InclusionProb(x, n, *, alpha=0.001, cutoff=np.inf, sort_method='stable')

First-order inclusion probabilities for units in the population.

Parameters

x : ArrayLike: Sizes for units in the population. Should be a flat array of positive numbers.
n : int: Sample size.
alpha : float = 0.001: A number between 0 and 1 such that units with inclusion probabilities greater than or equal to 1 - alpha are set to 1. The default is slightly larger than 0. See Ohlsson (1998) for details.
cutoff : float = np.inf: A number such that all units with size greater than or equal to cutoff get an inclusion probability of 1. The default does not apply a cutoff.
sort_method : (stable, partial) = 'stable': Sorting method to use when allocation take-all units. The default uses a stable sort. Using a partial sort can be faster if there are no duplicate in x.

Ohlsson, E. (1998). Sequential Poisson Sampling. Journal of Official Statistics, 14(2): 149-162.

Tillé, Y. (2006).

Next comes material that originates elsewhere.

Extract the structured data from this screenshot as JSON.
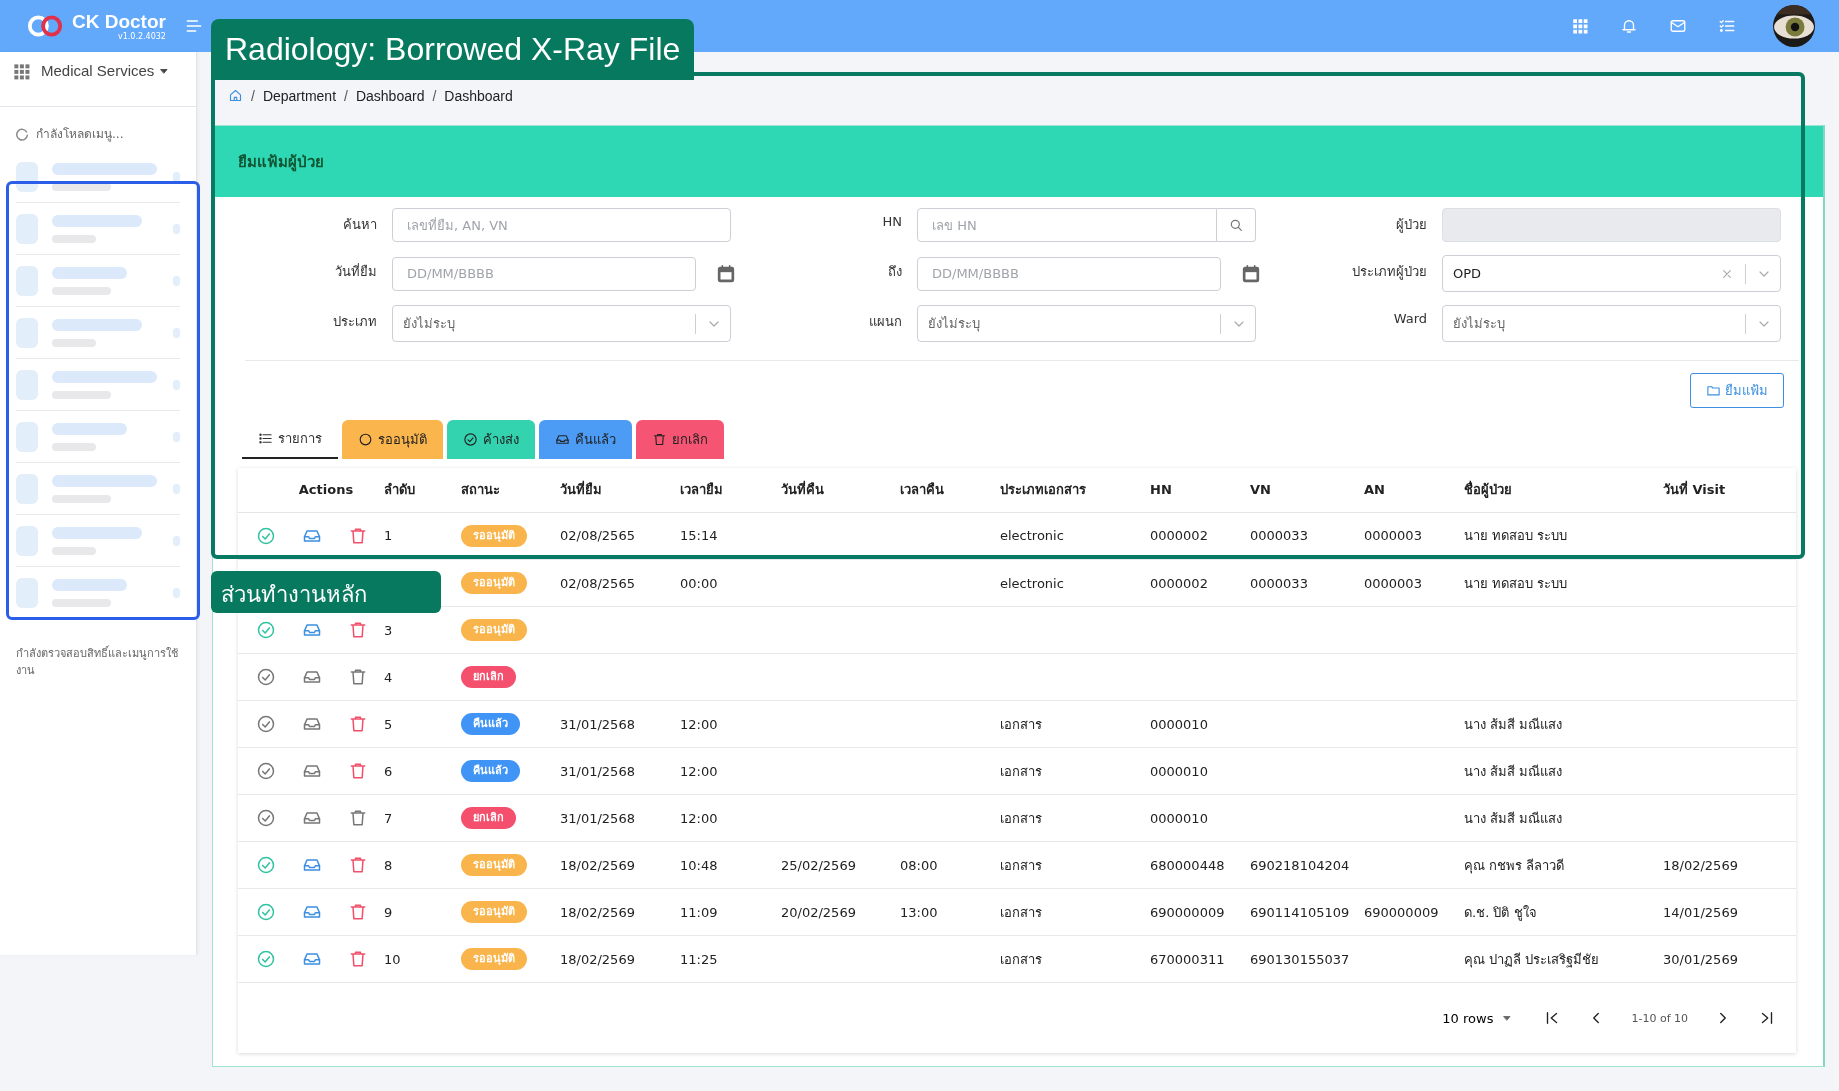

Sampling Algorithms. Springer.

import numpy as np
import pysps

x = [1, 2, 3, 4, 5]
pi = pysps.InclusionProb(x, 3)
pi

InclusionProb(array([0.2, 0.4, 0.6, 0.8, 1. ]), 3)

# Units 1-4 belong to the take-some stratum, and units 5 belongs to
# the take-all stratum

pi.take_some
pi.take_all

array([4])

# Calculate design weights for a PPS sampling scheme

1 / pi.values

array([5.        , 2.5       , 1.66666667, 1.25      , 1.        ])